I take taxis almost everyday.
And for over a year I have only come across two taxi drivers who can speak some decent words of English. It is a misnomer that all taxi drivers in Beijing can speak English.
I met the second English-speaking driver today.
He was very polite in Chinese as well and after a while he began saying many of the phrases he knew: "Thank you," "your welcome", "traffic jam", and "traffic is terrible".
He said he'd been learning English for three years, going to a school for taxi drivers where they can learn at their own pace with 45-minute lessons.
While I don't think you can learn much in 45 minutes, his pronunciation was quite good and I told him that.
He said his teacher was Canadian and was getting married soon. He was invited to their wedding celebration that will be held here. "Wedding" he said.

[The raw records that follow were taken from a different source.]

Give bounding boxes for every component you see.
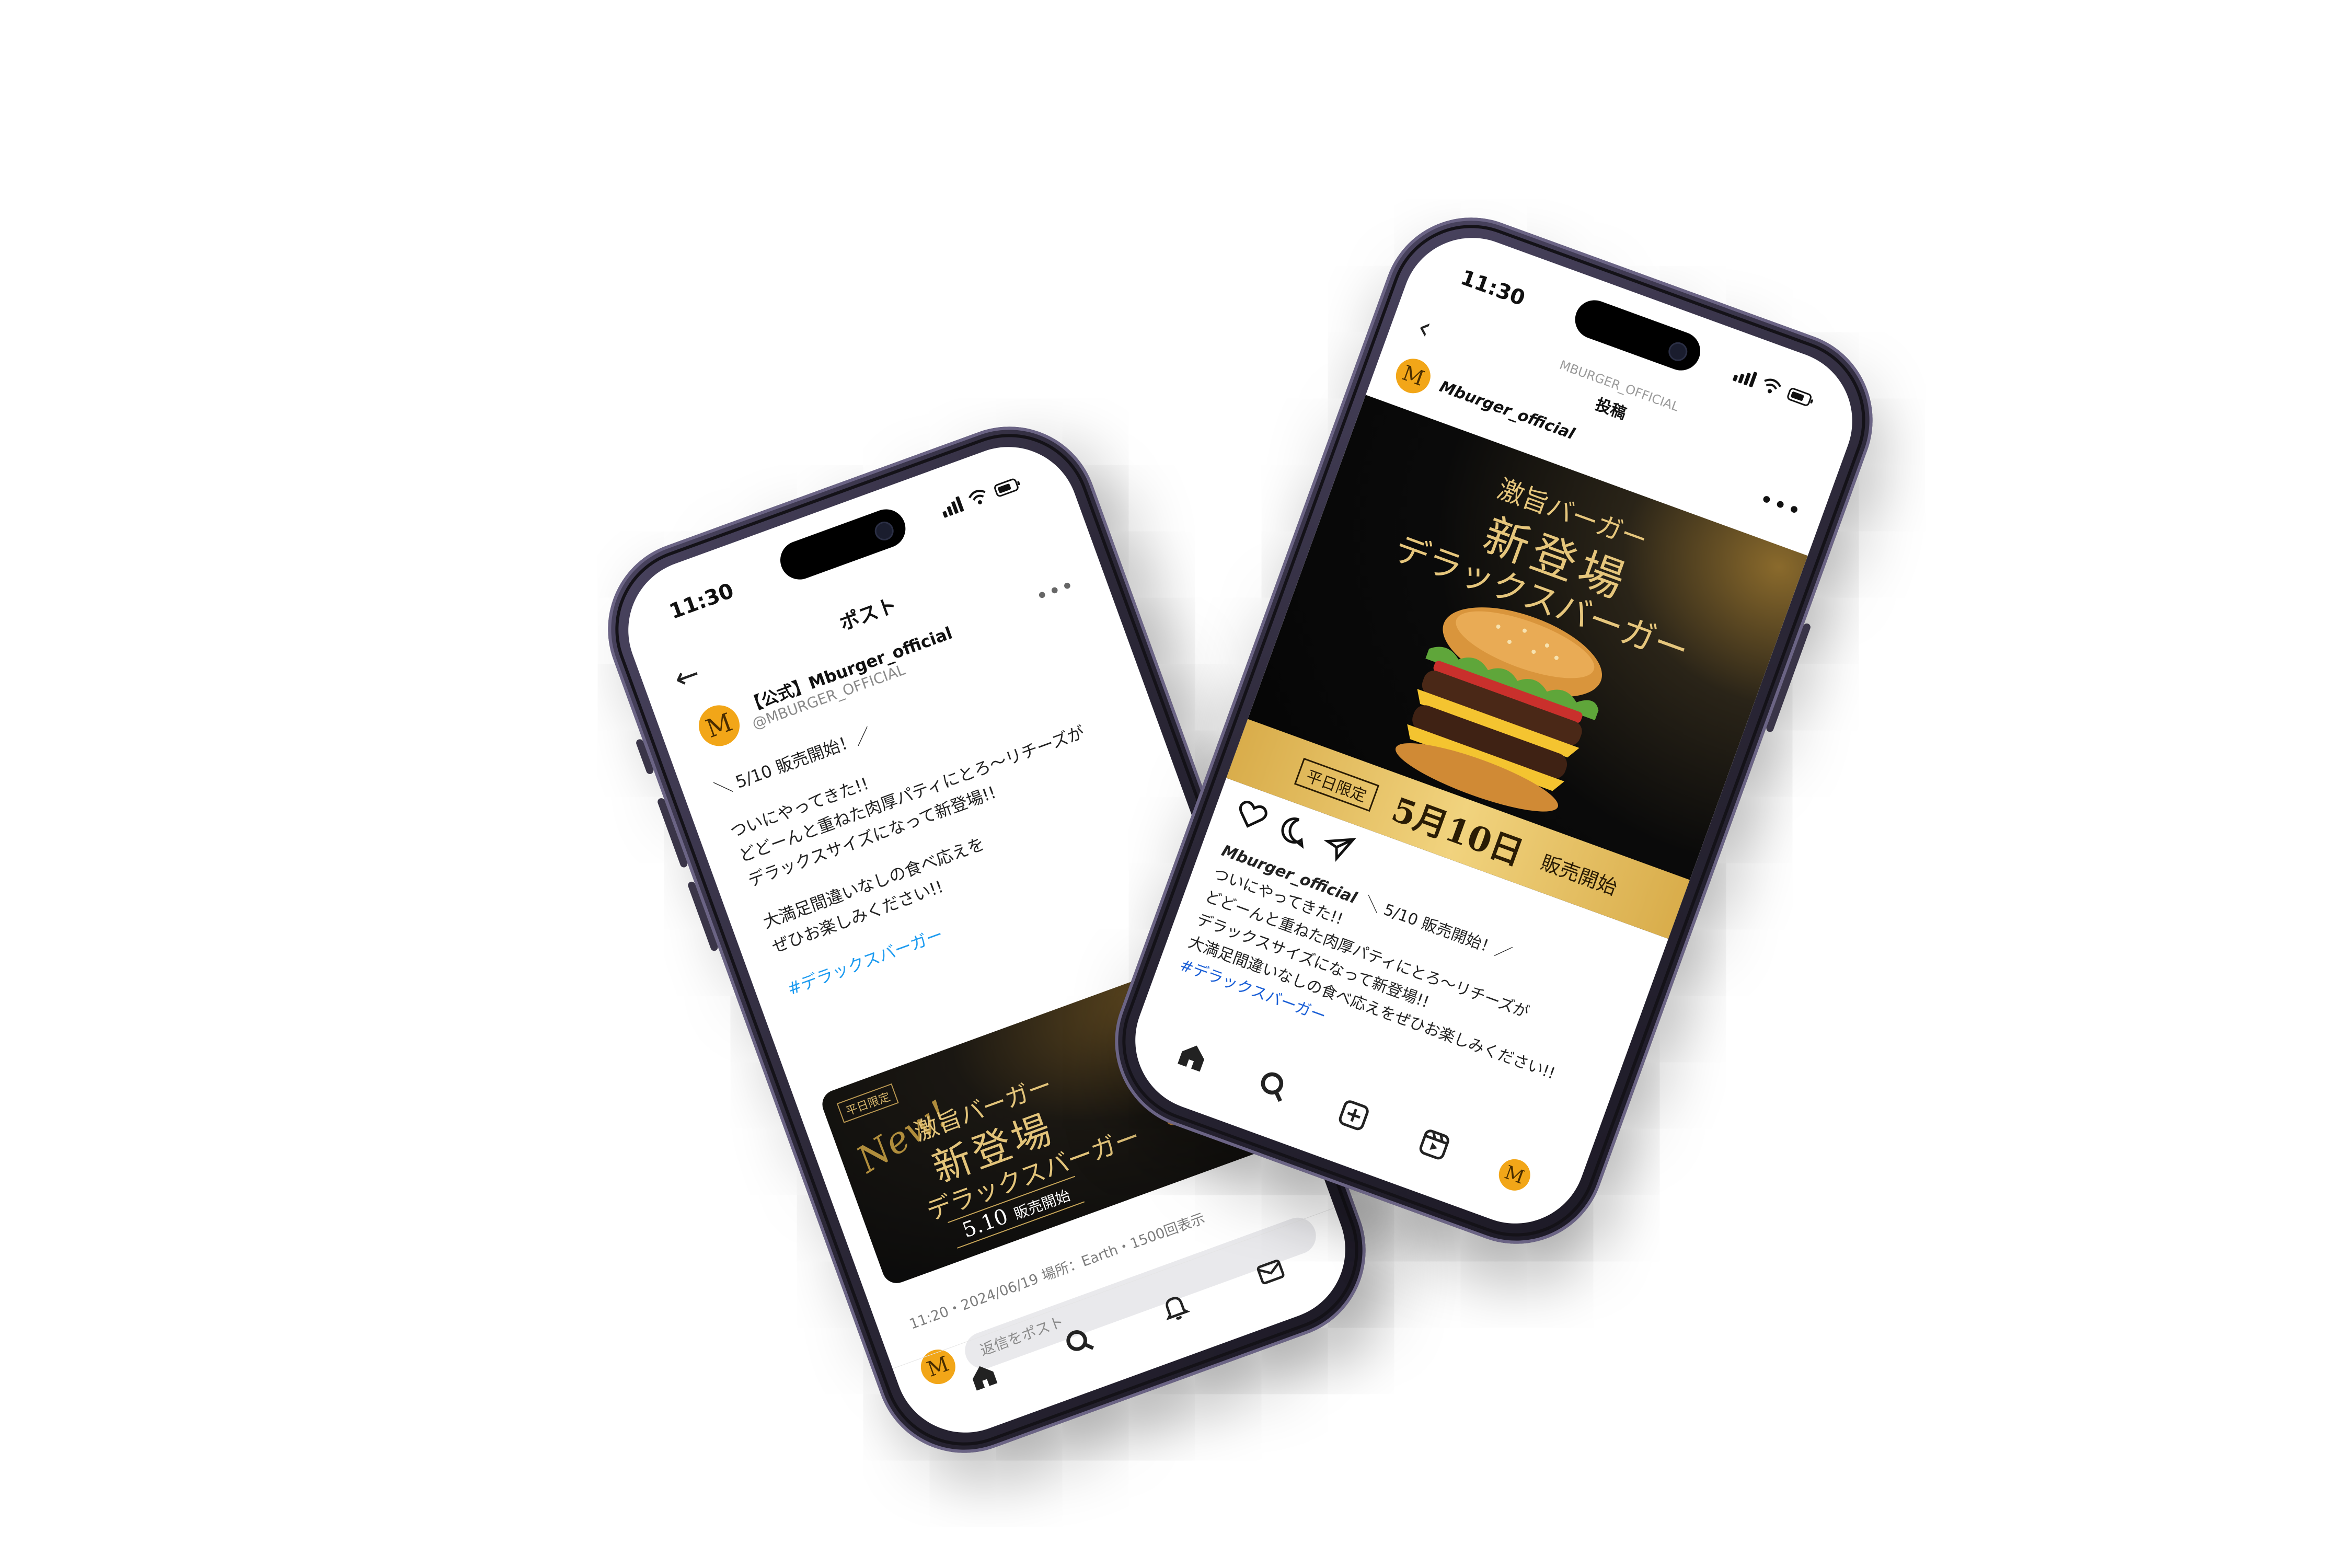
search-icon[interactable] xyxy=(1060,1323,1098,1363)
limited-badge: 平日限定 xyxy=(836,1083,899,1123)
comment-icon[interactable] xyxy=(1273,811,1315,856)
reels-icon[interactable] xyxy=(1413,1124,1454,1167)
avatar[interactable]: M xyxy=(1391,354,1436,398)
status-time: 11:30 xyxy=(666,579,737,624)
add-post-icon[interactable] xyxy=(1333,1095,1374,1137)
heart-icon[interactable] xyxy=(1230,795,1272,840)
signal-icon xyxy=(1732,366,1758,388)
status-time: 11:30 xyxy=(1457,265,1528,311)
signal-icon xyxy=(939,496,964,518)
share-icon[interactable] xyxy=(1316,826,1358,871)
volume-down-button xyxy=(687,880,719,952)
status-icons xyxy=(939,475,1023,518)
limited-badge: 平日限定 xyxy=(1294,757,1380,812)
avatar[interactable]: M xyxy=(693,699,746,752)
bell-icon[interactable] xyxy=(1156,1288,1194,1328)
right-phone: 11:30 ‹ MBURGER_OFFICIAL 投稿 M Mburger_of… xyxy=(1090,192,1898,1269)
home-icon[interactable] xyxy=(1172,1036,1213,1079)
battery-icon xyxy=(993,476,1023,499)
battery-icon xyxy=(1785,386,1816,409)
home-icon[interactable] xyxy=(964,1358,1002,1398)
more-icon[interactable]: ••• xyxy=(1032,573,1078,609)
status-icons xyxy=(1732,366,1817,409)
volume-up-button xyxy=(656,797,689,869)
profile-avatar[interactable]: M xyxy=(1494,1155,1535,1195)
more-icon[interactable]: ••• xyxy=(1755,486,1805,526)
right-screen: 11:30 ‹ MBURGER_OFFICIAL 投稿 M Mburger_of… xyxy=(1115,218,1872,1243)
mail-icon[interactable] xyxy=(1252,1253,1290,1293)
release-suffix: 販売開始 xyxy=(1538,850,1621,900)
mockup-stage: 11:30 ← ポスト M 【公式】Mburger_official @MBUR… xyxy=(0,0,2352,1568)
search-icon[interactable] xyxy=(1252,1066,1293,1108)
wifi-icon xyxy=(966,487,991,509)
wifi-icon xyxy=(1759,375,1784,397)
mute-switch xyxy=(635,738,655,775)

As part of his listening comprehension, he said they listened to recordings from the Canadian Broadcasting Corporation.
He smiled and added, "It's important to learn another language, especially for us taxi drivers."
I agreed and added even more so for the Olympics.
While he concurred, he believes there won't be that many foreigners coming, even though Olympics officials predict 500,000 overseas visitors will take in the Games.
"For many of them China is too far away," he said.
He may be right on not many foreigners coming, but it' might not be because of distance.
The Chinese government hasn't admitted this, but people's experience of trying to get tourist visas is getting complicated.
Citing security reasons, the government is creating more hurdles for people to jump over. They have to show proof of return airfare, a certificate from the hotel they will be staying at, or if they will be staying at a Beijing residence, to have a copy of the person's residence permit papers and registration at the local police station.
But maybe that was too complicated for the taxi driver to say to me in English.
At the end of my ride, he asked me how to tell people in his cab to take all their belongings with them when they get out of the car.
"Please take all your things," I said, thinking belongings would be to hard to remember.
"Please take all your things," he repeated. "Bye bye."